DOCUMENT MANAGEMENT
Surprise Package
Robert Regis Hyle
Most off-the-shelf products offer clearly defined functionality for customers, but even the vendor was taken aback by what Penn National was able to accomplish with the solution.
Out-of-the-box functionality is what most companies seek when they implement a vendor solution, but sometimes outside-the-box thinking can make an implementation even more meaningful. Penn National Insurance discovered such hidden benefits when it implemented the Dialogue enterprise document solution from Exstream Software.
Tim Caskey, senior systems analyst with Penn National, explains his company has operated with three separate document solutions, and none of the three communicated with each other. “We were looking to consolidate those into one solution,” he says.
Some of the carrier's policies had to be put together manually because of the disconnect between the different print solutions. “We wanted to get rid of these three solutions, migrate to one, and be able to produce a policy automatically that doesn't have to be handled by a human,” Caskey indicates. “We wanted to get down to one document solution for anything we do.
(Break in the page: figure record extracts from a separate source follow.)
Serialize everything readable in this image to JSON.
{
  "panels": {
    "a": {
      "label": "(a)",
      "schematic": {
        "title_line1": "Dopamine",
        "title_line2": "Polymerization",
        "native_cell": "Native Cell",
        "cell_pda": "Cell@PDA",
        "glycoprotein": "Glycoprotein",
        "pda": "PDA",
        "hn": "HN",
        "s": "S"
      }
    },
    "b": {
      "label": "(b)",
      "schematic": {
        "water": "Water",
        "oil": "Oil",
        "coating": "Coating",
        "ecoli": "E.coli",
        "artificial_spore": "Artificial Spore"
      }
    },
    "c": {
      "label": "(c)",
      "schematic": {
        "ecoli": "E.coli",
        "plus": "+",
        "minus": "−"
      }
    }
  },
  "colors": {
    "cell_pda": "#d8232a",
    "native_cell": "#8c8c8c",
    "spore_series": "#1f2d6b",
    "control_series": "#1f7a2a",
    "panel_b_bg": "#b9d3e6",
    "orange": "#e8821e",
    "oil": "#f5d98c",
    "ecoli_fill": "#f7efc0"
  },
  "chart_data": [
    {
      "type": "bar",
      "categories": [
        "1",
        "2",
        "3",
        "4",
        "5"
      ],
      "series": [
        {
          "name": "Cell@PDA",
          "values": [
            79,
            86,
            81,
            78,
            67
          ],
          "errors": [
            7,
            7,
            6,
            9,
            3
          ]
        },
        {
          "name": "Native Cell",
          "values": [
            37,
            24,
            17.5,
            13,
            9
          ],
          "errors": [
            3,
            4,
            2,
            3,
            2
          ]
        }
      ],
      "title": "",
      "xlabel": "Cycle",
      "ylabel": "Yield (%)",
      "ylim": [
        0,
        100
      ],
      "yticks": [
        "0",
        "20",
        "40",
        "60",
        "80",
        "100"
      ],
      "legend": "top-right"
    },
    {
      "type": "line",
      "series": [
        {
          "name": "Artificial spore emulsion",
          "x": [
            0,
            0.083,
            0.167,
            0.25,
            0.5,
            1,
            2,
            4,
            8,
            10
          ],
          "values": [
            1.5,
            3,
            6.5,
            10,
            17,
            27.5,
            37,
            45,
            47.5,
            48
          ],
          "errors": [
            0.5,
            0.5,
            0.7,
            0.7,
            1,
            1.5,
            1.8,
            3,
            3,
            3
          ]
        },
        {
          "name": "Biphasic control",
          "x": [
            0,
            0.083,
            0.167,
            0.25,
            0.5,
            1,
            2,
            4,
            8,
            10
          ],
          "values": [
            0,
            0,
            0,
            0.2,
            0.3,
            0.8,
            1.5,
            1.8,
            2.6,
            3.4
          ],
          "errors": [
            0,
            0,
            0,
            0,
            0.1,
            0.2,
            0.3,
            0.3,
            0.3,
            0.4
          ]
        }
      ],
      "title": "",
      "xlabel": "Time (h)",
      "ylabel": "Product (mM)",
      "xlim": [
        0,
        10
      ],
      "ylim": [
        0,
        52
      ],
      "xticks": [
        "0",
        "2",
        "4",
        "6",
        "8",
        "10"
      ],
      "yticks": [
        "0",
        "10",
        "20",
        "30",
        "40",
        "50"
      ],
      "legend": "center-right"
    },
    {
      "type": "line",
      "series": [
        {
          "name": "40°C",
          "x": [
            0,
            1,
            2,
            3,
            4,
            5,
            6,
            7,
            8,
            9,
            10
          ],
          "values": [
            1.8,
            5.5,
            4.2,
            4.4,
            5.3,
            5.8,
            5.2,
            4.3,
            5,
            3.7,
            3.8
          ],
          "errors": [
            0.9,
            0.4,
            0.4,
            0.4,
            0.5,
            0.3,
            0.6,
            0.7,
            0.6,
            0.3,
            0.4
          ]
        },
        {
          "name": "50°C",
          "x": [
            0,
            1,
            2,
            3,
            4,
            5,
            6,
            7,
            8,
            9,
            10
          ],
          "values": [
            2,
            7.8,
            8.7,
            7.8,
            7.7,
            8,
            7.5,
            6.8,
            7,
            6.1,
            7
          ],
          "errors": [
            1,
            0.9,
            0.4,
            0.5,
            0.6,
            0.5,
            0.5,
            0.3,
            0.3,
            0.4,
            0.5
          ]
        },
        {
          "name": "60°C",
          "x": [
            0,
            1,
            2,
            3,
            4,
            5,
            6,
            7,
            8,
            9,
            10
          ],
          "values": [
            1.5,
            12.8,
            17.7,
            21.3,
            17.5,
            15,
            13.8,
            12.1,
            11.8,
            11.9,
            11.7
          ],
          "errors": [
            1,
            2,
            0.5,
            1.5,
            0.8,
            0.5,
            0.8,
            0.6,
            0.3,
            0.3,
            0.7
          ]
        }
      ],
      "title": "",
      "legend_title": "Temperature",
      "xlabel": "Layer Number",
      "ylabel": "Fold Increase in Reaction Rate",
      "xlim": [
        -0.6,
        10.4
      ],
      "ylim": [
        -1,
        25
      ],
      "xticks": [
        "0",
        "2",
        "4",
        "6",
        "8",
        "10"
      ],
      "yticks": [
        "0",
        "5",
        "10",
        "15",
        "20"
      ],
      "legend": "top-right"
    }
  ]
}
We wanted something we can plug into our enterprise and [use to] talk to any of our core systems–claims, policy, whatever it might be.”
Penn National works with Gartner and asked the consultant to provide a short list of vendors that could handle the carrier's document needs. It looked closely at four vendors submitted by Gartner, and during the testing and interview stages, the carrier's selection team kept a functionality matrix, an architecture matrix, and a cost matrix. “We just plugged in the rankings and looked at them when we were done,” says Caskey. “Functionality was 75 percent of what we were looking for. It also had to fit our architecture here.”
Cost always is an issue, particularly with upper management, but the executive team informed the selection committee cost of the product shouldn't be the final factor in its recommendation. “We weren't supposed to look at cost at all,” notes Caskey. “After we presented the results, it would be [upper management's] decision.” Near the end of 2004, the decision was made to proceed with the Dialogue solution.
The outside-the-box thinking came into play in the carrier's commercial lines, where underwriters could not get a document to work within the policy system. “[Business users] asked us to create the document in Exstream, and they wanted it integrated with the policy system,” reports Caskey. When underwriters hit file/print, they wanted to be able to get the document immediately into the policy file. What the IT staff did was trigger a process through a SQL table to set up a Microsoft Messaging Queue on the Exstream server to receive a message to process a worksheet for that particular policy. “We set it up on the Exstream production engine and ran a .NET application that monitored this queue, and when it got the request to do the worksheet, we actually launched Exstream in a real-time mode, created the document, output it to a TIFF file, and stuck it into our imaging system that the underwriters have on their desktop,” says Caskey.
That allowed the underwriters to open the imaging system and look for the worksheet to be in the policy, Caskey continues. “That sounds like a lot of stuff to do, but the worksheet was getting into our policy system in less than three seconds,” he says.
Most companies use Dialogue in a batch environment at night, but Penn National was handing the system one document at a time, having it run that document, convert it, and place it in the imaging system. What pleased Caskey was Penn National was able to solve this issue in fewer than eight weeks using just two full-time employees and another half-time employee on the project.
Seeing the results of this project, Caskey has been charged to meet with every department in the company this year, evaluate any type of document creation being performed, and come back with a recommendation for the 2007 budget of document issues the company can convert over to Exstream. “We can run checks or documents or whatever we want through this software,” says Caskey. “It's not specific for letters. There are not any limitations. We're doing different things.”